Disruptive innovation, o innovazione dirompente. Questo termine, oggi, indica le innovazioni in svariati ambiti capaci di cambiare lo status quo di un mercato o di un modello di business consolidato.
Roma – Gli studiosi di nuove tecnologie hanno sostenuto che l’anno scorso è stato importante per il settore perché si sono rafforzate nuove tendenze, già emerse all’inizio del nuovo secolo. Ci si riferisce all’Intelligenza Artificiale (IA), big data e quant’altro. Sono state definite “disruptive technologies”, ovvero tecnologie che mettono a soqquadro il mercato esistente e le abitudini dei consumatori. Ad esempio ChatGPT, un software basato su IA e apprendimento automatico sviluppato da OpenAI e specializzato nella conversazione con un utente umano.
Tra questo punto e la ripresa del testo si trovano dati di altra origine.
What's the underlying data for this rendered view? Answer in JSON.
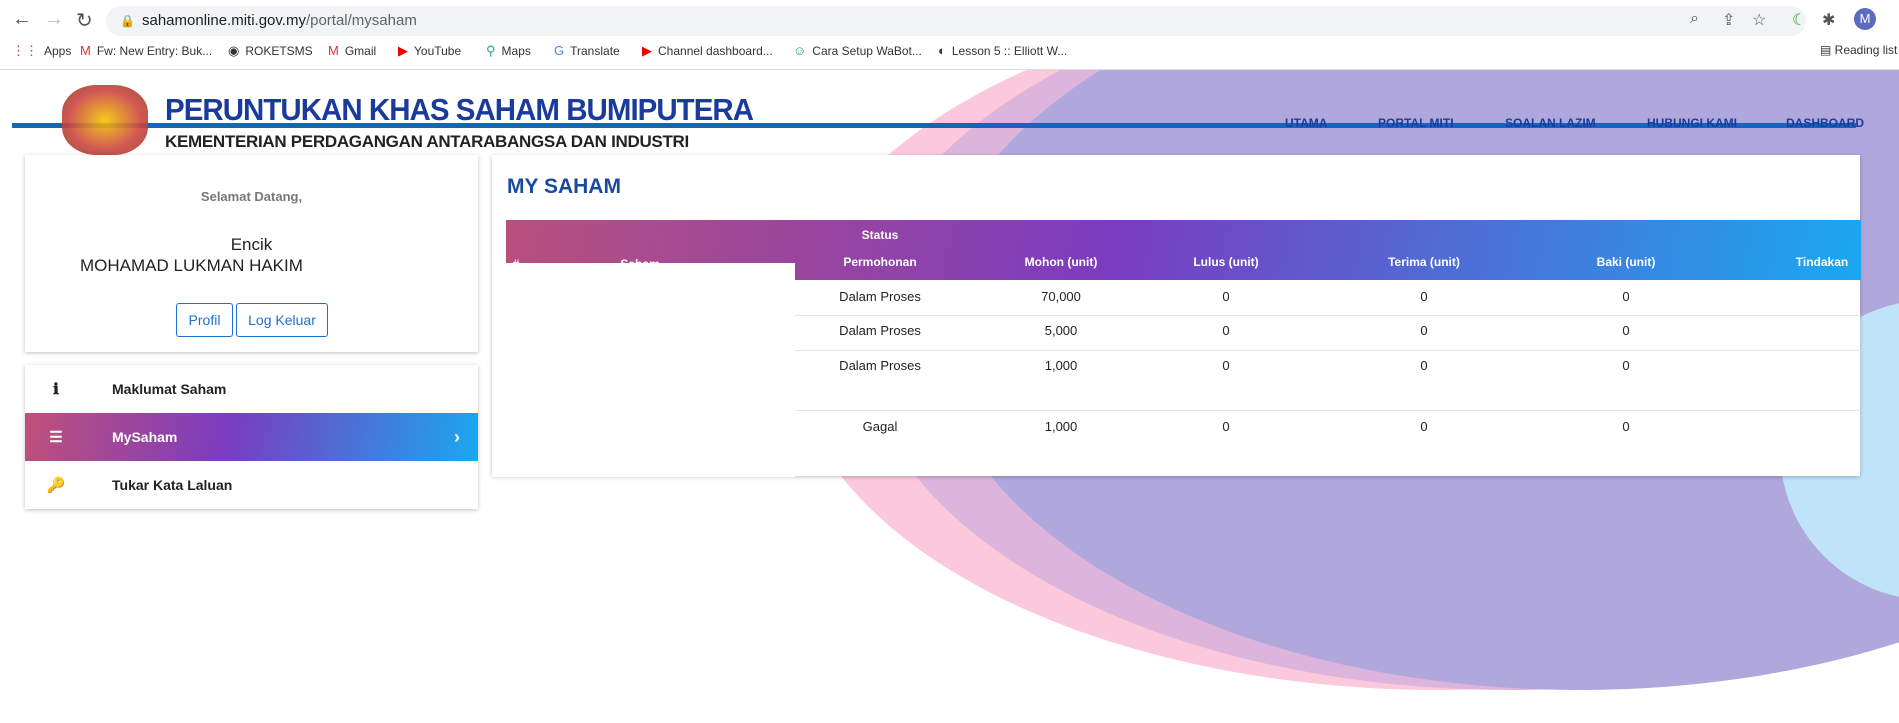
{
  "browser": {
    "url_host": "sahamonline.miti.gov.my",
    "url_path": "/portal/mysaham",
    "avatar": "M",
    "bookmarks": [
      "Apps",
      "Fw: New Entry: Buk...",
      "ROKETSMS",
      "Gmail",
      "YouTube",
      "Maps",
      "Translate",
      "Channel dashboard...",
      "Cara Setup WaBot...",
      "Lesson 5 :: Elliott W..."
    ],
    "reading_list": "Reading list"
  },
  "header": {
    "title": "PERUNTUKAN KHAS SAHAM BUMIPUTERA",
    "subtitle": "KEMENTERIAN PERDAGANGAN ANTARABANGSA DAN INDUSTRI",
    "nav": [
      "UTAMA",
      "PORTAL MITI",
      "SOALAN LAZIM",
      "HUBUNGI KAMI",
      "DASHBOARD"
    ]
  },
  "profile": {
    "welcome": "Selamat Datang,",
    "salutation": "Encik",
    "name": "MOHAMAD LUKMAN HAKIM",
    "profil_label": "Profil",
    "logout_label": "Log Keluar"
  },
  "menu": [
    {
      "label": "Maklumat Saham",
      "icon": "info-circle-icon"
    },
    {
      "label": "MySaham",
      "icon": "list-icon",
      "active": true
    },
    {
      "label": "Tukar Kata Laluan",
      "icon": "key-icon"
    }
  ],
  "main": {
    "title": "MY SAHAM",
    "columns": [
      "#",
      "Saham",
      "Status",
      "Permohonan",
      "Mohon (unit)",
      "Lulus (unit)",
      "Terima (unit)",
      "Baki (unit)",
      "Tindakan"
    ],
    "rows": [
      {
        "status": "Dalam Proses",
        "mohon": "70,000",
        "lulus": "0",
        "terima": "0",
        "baki": "0"
      },
      {
        "status": "Dalam Proses",
        "mohon": "5,000",
        "lulus": "0",
        "terima": "0",
        "baki": "0"
      },
      {
        "status": "Dalam Proses",
        "mohon": "1,000",
        "lulus": "0",
        "terima": "0",
        "baki": "0"
      },
      {
        "status": "Gagal",
        "mohon": "1,000",
        "lulus": "0",
        "terima": "0",
        "baki": "0"
      }
    ]
  },
  "colors": {
    "brand_blue": "#1a3a9c",
    "accent_blue": "#1e6fd0",
    "gradient_start": "#c0507a",
    "gradient_mid": "#7a3cc0",
    "gradient_end": "#1aa8f0"
  }
}
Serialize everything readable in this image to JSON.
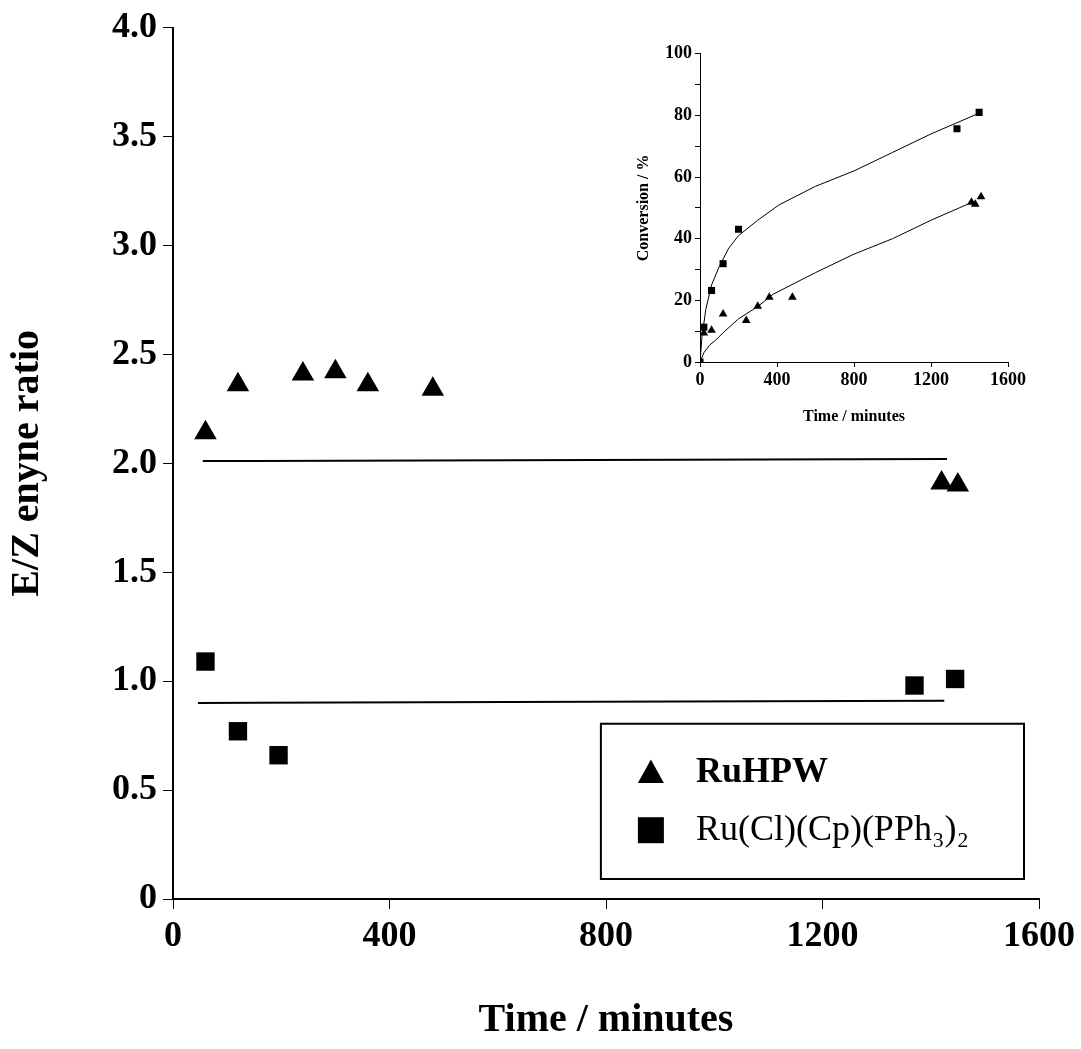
{
  "chart_data": [
    {
      "type": "scatter",
      "xlabel": "Time / minutes",
      "ylabel": "E/Z enyne ratio",
      "xlim": [
        0,
        1600
      ],
      "xticks": [
        0,
        400,
        800,
        1200,
        1600
      ],
      "ylim": [
        0,
        4
      ],
      "yticks": [
        0,
        0.5,
        {
          "value": 1,
          "label": "1.0"
        },
        1.5,
        {
          "value": 2,
          "label": "2.0"
        },
        2.5,
        {
          "value": 3,
          "label": "3.0"
        },
        3.5,
        {
          "value": 4,
          "label": "4.0"
        }
      ],
      "grid": false,
      "legend": "bottom right",
      "series": [
        {
          "name": "RuHPW",
          "color": "#000000",
          "marker": "triangle",
          "x": [
            60,
            120,
            240,
            300,
            360,
            480,
            1420,
            1450
          ],
          "values": [
            2.14,
            2.36,
            2.41,
            2.42,
            2.36,
            2.34,
            1.91,
            1.9
          ]
        },
        {
          "name": "Ru(Cl)(Cp)(PPh₃)₂",
          "color": "#000000",
          "marker": "square",
          "x": [
            60,
            120,
            195,
            1370,
            1445
          ],
          "values": [
            1.09,
            0.77,
            0.66,
            0.98,
            1.01
          ]
        },
        {
          "type": "line",
          "color": "#000000",
          "marker": "none",
          "line_style": "solid",
          "x": [
            55,
            1430
          ],
          "values": [
            2.01,
            2.02
          ]
        },
        {
          "type": "line",
          "color": "#000000",
          "marker": "none",
          "line_style": "solid",
          "x": [
            46,
            1425
          ],
          "values": [
            0.9,
            0.91
          ]
        }
      ]
    },
    {
      "type": "scatter",
      "xlabel": "Time / minutes",
      "ylabel": "Conversion / %",
      "xlim": [
        0,
        1600
      ],
      "xticks": [
        0,
        400,
        800,
        1200,
        1600
      ],
      "ylim": [
        0,
        100
      ],
      "yticks": [
        0,
        {
          "value": 10,
          "label": null
        },
        20,
        {
          "value": 30,
          "label": null
        },
        40,
        {
          "value": 50,
          "label": null
        },
        60,
        {
          "value": 70,
          "label": null
        },
        80,
        {
          "value": 90,
          "label": null
        },
        100
      ],
      "grid": false,
      "series": [
        {
          "color": "#000000",
          "marker": "square",
          "x": [
            0,
            20,
            60,
            120,
            200,
            1335,
            1450
          ],
          "values": [
            0,
            11.3,
            23.2,
            31.9,
            43.1,
            75.7,
            81
          ]
        },
        {
          "color": "#000000",
          "marker": "triangle",
          "x": [
            20,
            60,
            120,
            240,
            300,
            360,
            480,
            1410,
            1430,
            1460
          ],
          "values": [
            9.4,
            10.3,
            15.6,
            13.5,
            18.1,
            21,
            21,
            51.8,
            51.2,
            53.6
          ]
        },
        {
          "type": "line",
          "color": "#000000",
          "marker": "none",
          "line_style": "solid",
          "x": [
            0,
            10,
            30,
            60,
            100,
            150,
            200,
            300,
            411,
            600,
            800,
            1000,
            1200,
            1460
          ],
          "values": [
            0,
            8,
            17,
            25,
            31,
            37,
            41,
            46,
            51,
            57,
            62,
            68,
            74,
            81
          ]
        },
        {
          "type": "line",
          "color": "#000000",
          "marker": "none",
          "line_style": "solid",
          "x": [
            0,
            20,
            50,
            80,
            120,
            200,
            300,
            380,
            600,
            800,
            1000,
            1200,
            1420
          ],
          "values": [
            0,
            3,
            5.5,
            7,
            9.5,
            14,
            18,
            22,
            29,
            35,
            40,
            46,
            52
          ]
        }
      ]
    }
  ]
}
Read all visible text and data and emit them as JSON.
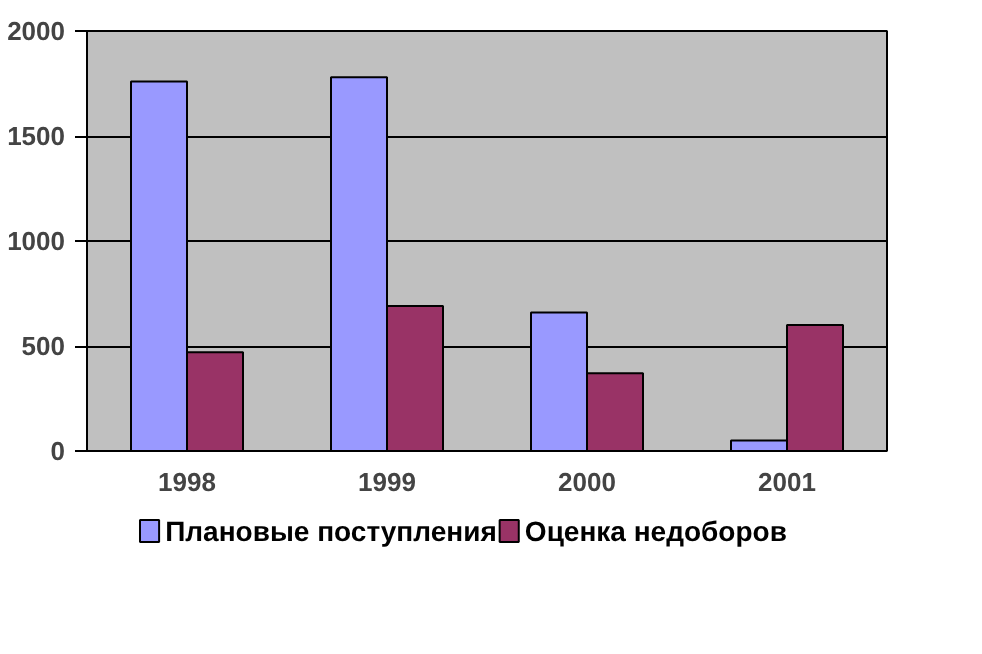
{
  "chart_data": {
    "type": "bar",
    "categories": [
      "1998",
      "1999",
      "2000",
      "2001"
    ],
    "series": [
      {
        "name": "Плановые поступления",
        "color": "#9999ff",
        "values": [
          1760,
          1780,
          660,
          50
        ]
      },
      {
        "name": "Оценка недоборов",
        "color": "#993366",
        "values": [
          470,
          690,
          370,
          600
        ]
      }
    ],
    "ylim": [
      0,
      2000
    ],
    "yticks": [
      0,
      500,
      1000,
      1500,
      2000
    ],
    "grid": "y",
    "legend": "bottom"
  }
}
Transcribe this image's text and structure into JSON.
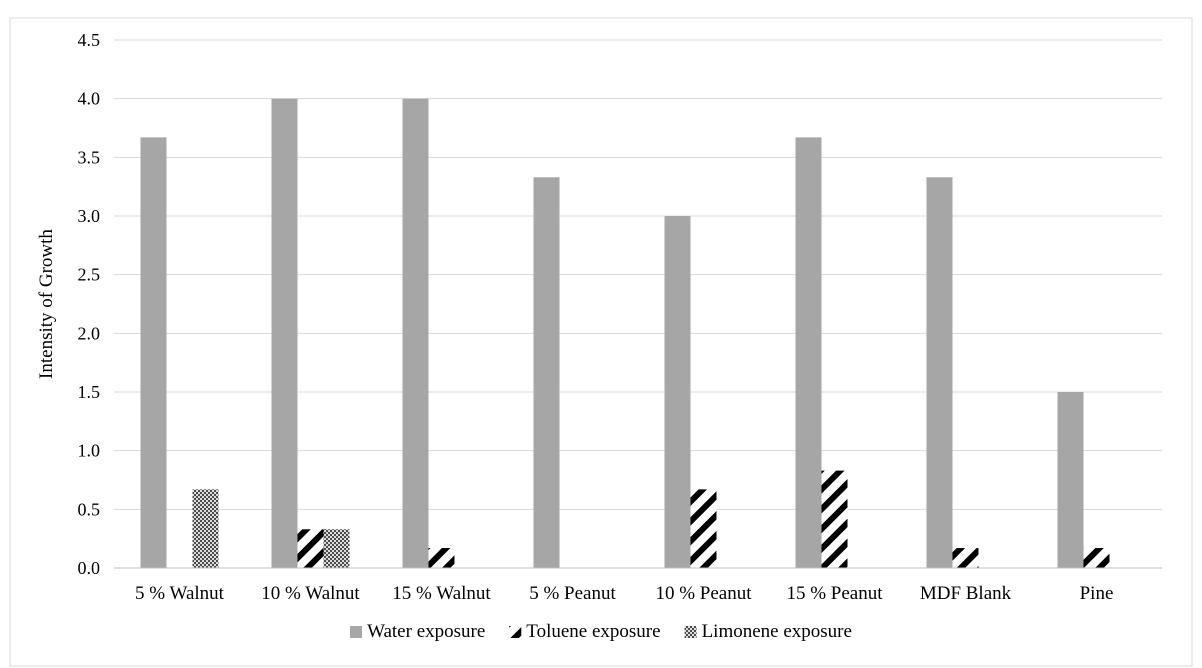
{
  "chart_data": {
    "type": "bar",
    "title": "",
    "xlabel": "",
    "ylabel": "Intensity of Growth",
    "ylim": [
      0,
      4.5
    ],
    "yticks": [
      "0.0",
      "0.5",
      "1.0",
      "1.5",
      "2.0",
      "2.5",
      "3.0",
      "3.5",
      "4.0",
      "4.5"
    ],
    "ytick_values": [
      0,
      0.5,
      1.0,
      1.5,
      2.0,
      2.5,
      3.0,
      3.5,
      4.0,
      4.5
    ],
    "grid": true,
    "legend_position": "bottom",
    "categories": [
      "5 % Walnut",
      "10 % Walnut",
      "15 % Walnut",
      "5 % Peanut",
      "10 % Peanut",
      "15 % Peanut",
      "MDF Blank",
      "Pine"
    ],
    "series": [
      {
        "name": "Water exposure",
        "values": [
          3.67,
          4.0,
          4.0,
          3.33,
          3.0,
          3.67,
          3.33,
          1.5
        ],
        "color": "#a6a6a6",
        "pattern": "solid"
      },
      {
        "name": "Toluene exposure",
        "values": [
          0,
          0.33,
          0.17,
          0,
          0.67,
          0.83,
          0.17,
          0.17
        ],
        "color": "#000000",
        "pattern": "diagonal-stripes"
      },
      {
        "name": "Limonene exposure",
        "values": [
          0.67,
          0.33,
          0,
          0,
          0,
          0,
          0,
          0
        ],
        "color": "#5a5a5a",
        "pattern": "checker"
      }
    ]
  }
}
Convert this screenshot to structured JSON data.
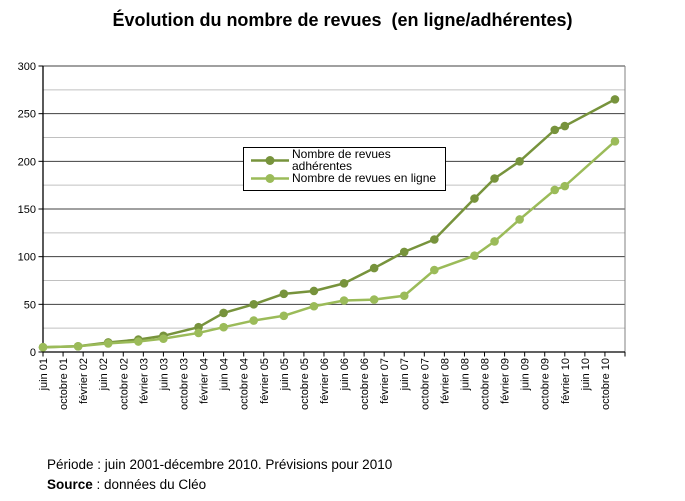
{
  "title": "Évolution du nombre de revues  (en ligne/adhérentes)",
  "legend": {
    "items": [
      {
        "label": "Nombre de revues adhérentes",
        "color": "#77933C"
      },
      {
        "label": "Nombre de revues en ligne",
        "color": "#9BBB59"
      }
    ]
  },
  "footer": {
    "periode": "Période : juin 2001-décembre 2010. Prévisions pour 2010",
    "source_label": "Source",
    "source_text": " : données du Cléo"
  },
  "chart_data": {
    "type": "line",
    "title": "Évolution du nombre de revues (en ligne/adhérentes)",
    "x_axis": {
      "unit": "months since juin 2001",
      "tick_interval_months": 4,
      "range_months": [
        0,
        116
      ],
      "tick_labels": [
        "juin 01",
        "octobre 01",
        "février 02",
        "juin 02",
        "octobre 02",
        "février 03",
        "juin 03",
        "octobre 03",
        "février 04",
        "juin 04",
        "octobre 04",
        "février 05",
        "juin 05",
        "octobre 05",
        "février 06",
        "juin 06",
        "octobre 06",
        "février 07",
        "juin 07",
        "octobre 07",
        "février 08",
        "juin 08",
        "octobre 08",
        "février 09",
        "juin 09",
        "octobre 09",
        "février 10",
        "juin 10",
        "octobre 10"
      ]
    },
    "y_axis": {
      "range": [
        0,
        300
      ],
      "major_ticks": [
        0,
        50,
        100,
        150,
        200,
        250,
        300
      ],
      "minor_interval": 25
    },
    "grid": {
      "horizontal_major": true,
      "horizontal_minor": true,
      "vertical": false
    },
    "legend_position": "inside-upper-middle",
    "series": [
      {
        "name": "Nombre de revues adhérentes",
        "color": "#77933C",
        "x_months_since_juin_2001": [
          0,
          7,
          13,
          19,
          24,
          31,
          36,
          42,
          48,
          54,
          60,
          66,
          72,
          78,
          86,
          90,
          95,
          102,
          104,
          114
        ],
        "values": [
          5,
          6,
          10,
          13,
          17,
          26,
          41,
          50,
          61,
          64,
          72,
          88,
          105,
          118,
          161,
          182,
          200,
          233,
          237,
          265
        ]
      },
      {
        "name": "Nombre de revues en ligne",
        "color": "#9BBB59",
        "x_months_since_juin_2001": [
          0,
          7,
          13,
          19,
          24,
          31,
          36,
          42,
          48,
          54,
          60,
          66,
          72,
          78,
          86,
          90,
          95,
          102,
          104,
          114
        ],
        "values": [
          5,
          6,
          9,
          11,
          14,
          20,
          26,
          33,
          38,
          48,
          54,
          55,
          59,
          86,
          101,
          116,
          139,
          170,
          174,
          221
        ]
      }
    ]
  }
}
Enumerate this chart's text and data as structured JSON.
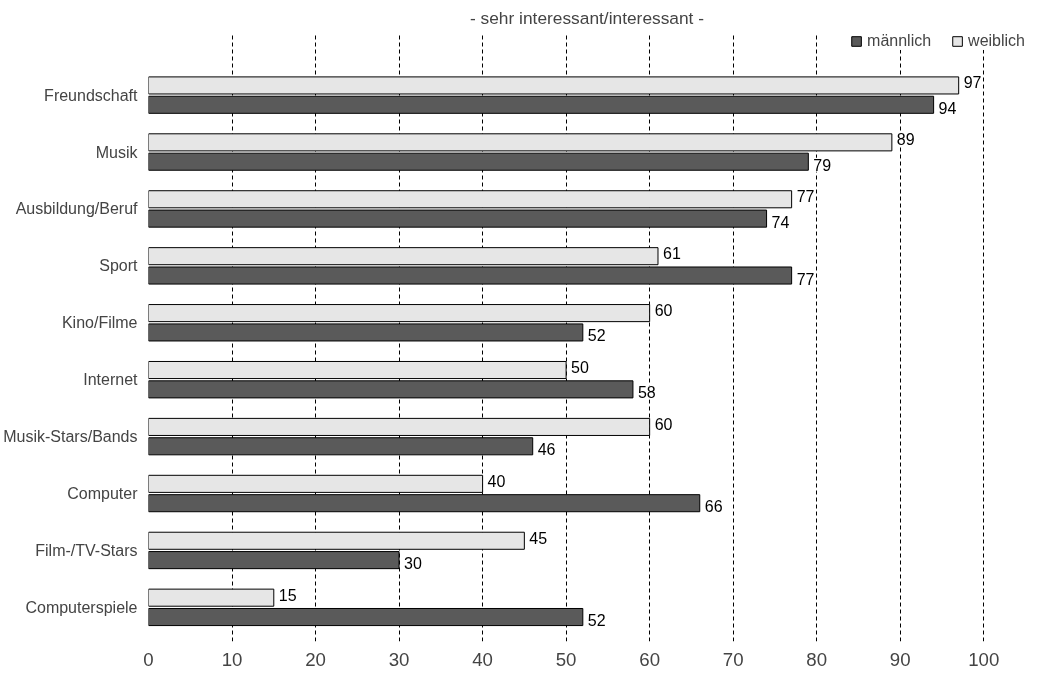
{
  "chart_data": {
    "type": "bar",
    "orientation": "horizontal",
    "title": "- sehr interessant/interessant -",
    "categories": [
      "Freundschaft",
      "Musik",
      "Ausbildung/Beruf",
      "Sport",
      "Kino/Filme",
      "Internet",
      "Musik-Stars/Bands",
      "Computer",
      "Film-/TV-Stars",
      "Computerspiele"
    ],
    "series": [
      {
        "name": "männlich",
        "color": "#5a5a5a",
        "values": [
          94,
          79,
          74,
          77,
          52,
          58,
          46,
          66,
          30,
          52
        ]
      },
      {
        "name": "weiblich",
        "color": "#e6e6e6",
        "values": [
          97,
          89,
          77,
          61,
          60,
          50,
          60,
          40,
          45,
          15
        ]
      }
    ],
    "xlim": [
      0,
      100
    ],
    "xticks": [
      0,
      10,
      20,
      30,
      40,
      50,
      60,
      70,
      80,
      90,
      100
    ],
    "grid": "x",
    "legend": "top right",
    "data_labels": true
  }
}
OpenAI è un’organizzazione senza fini di lucro che compie ricerche sull’IA con lo scopo di promuovere e sviluppare un’IA amichevole in maniera che i benefici possano essere estesi a tutti. È stata fondata nel 2015 e ha sede a San Francisco, USA. Il Centro Studi Americani e Fondazione Leonardo-Civiltà delle Macchine, col patrocinio dell’Ambasciata statunitense a Roma, qualche tempo fa, ha organizzato un convegno dal titolo: The race to disruptive technologies: nations as ecosystems of knowledge (La corsa alle tecnologie dirompenti: le nazioni come ecosistema della conoscenza).
Tra i relatori, Cosimo Accoto, filosofo e ricercatore affiliato presso il Massachusetts Institute of Technology (Mit) di Boston, USA, che ha sostenuto:
“Quella dei linguaggi sintetici è una delle rivoluzioni tecnologiche più recenti e interessanti. Il software simula in maniera probabilistica conversazioni con esseri umani e consente agli utenti di generare rapidamente contenuti, con uno sforzo quasi nullo. È il compimento di un processo lungo, partito da una elaborazione del linguaggio naturale. Una tecnologia non è mai esente da rischi. Certe volte allucina o afferma cose totalmente inesistenti, bisogna stare molto attenti”.
Il rischio è di essere sommersi da una valanga di informazioni senza fonti attendibili, che si pongono come ostacoli per una ricerca di contenuti affidabili. Come può capitare a un docente che deve valutare se un testo è stato scritto dall’allievo o dall’IA. Per non parlare dei rischi sulla riservatezza delle informazioni e sul fatto che il software possa orientare o manipolare i nostri modi di agire e le nostre azioni. Secondo Accoto, l’Italia, grazie alle Università e centri di ricerca, è a buon punto, perché dotata di eccellenze e talenti.
Quello che manca è una visione complessiva del “sistema-paese“. Comunque gli aspetti etici sono tanti e di non poco valore. Ad esempio: chi fornisce i dati che da Internet passano all’IA, chi ne decide l’impiego, chi garantirà lo stato di diritto all’interno del metaverso? Sono quesiti grossi come macigni che meriterebbero una risposta e discussione all’altezza. Accoto ha concluso la sua relazione dichiarando:
“Ad oggi ci sono 4 rivoluzioni fondamentali che stanno lasciando i laboratori per diventare soluzioni ingegneristiche: biologia sintetica, computazione quantistica, blockchain e intelligenza artificiale. Stanno trasformando profondamente non solo le nostre vite personali ma anche quelle professionali, inventando i lavori del futuro e cancellandone altri, che magari non svolgeremo più”.
È in grado la nostra classe politica di affrontare simili tematiche? Allo stato attuale pare che pensino più alle nomine per le aziende pubbliche per piazzare i loro accoliti che ad avere una visione del futuro.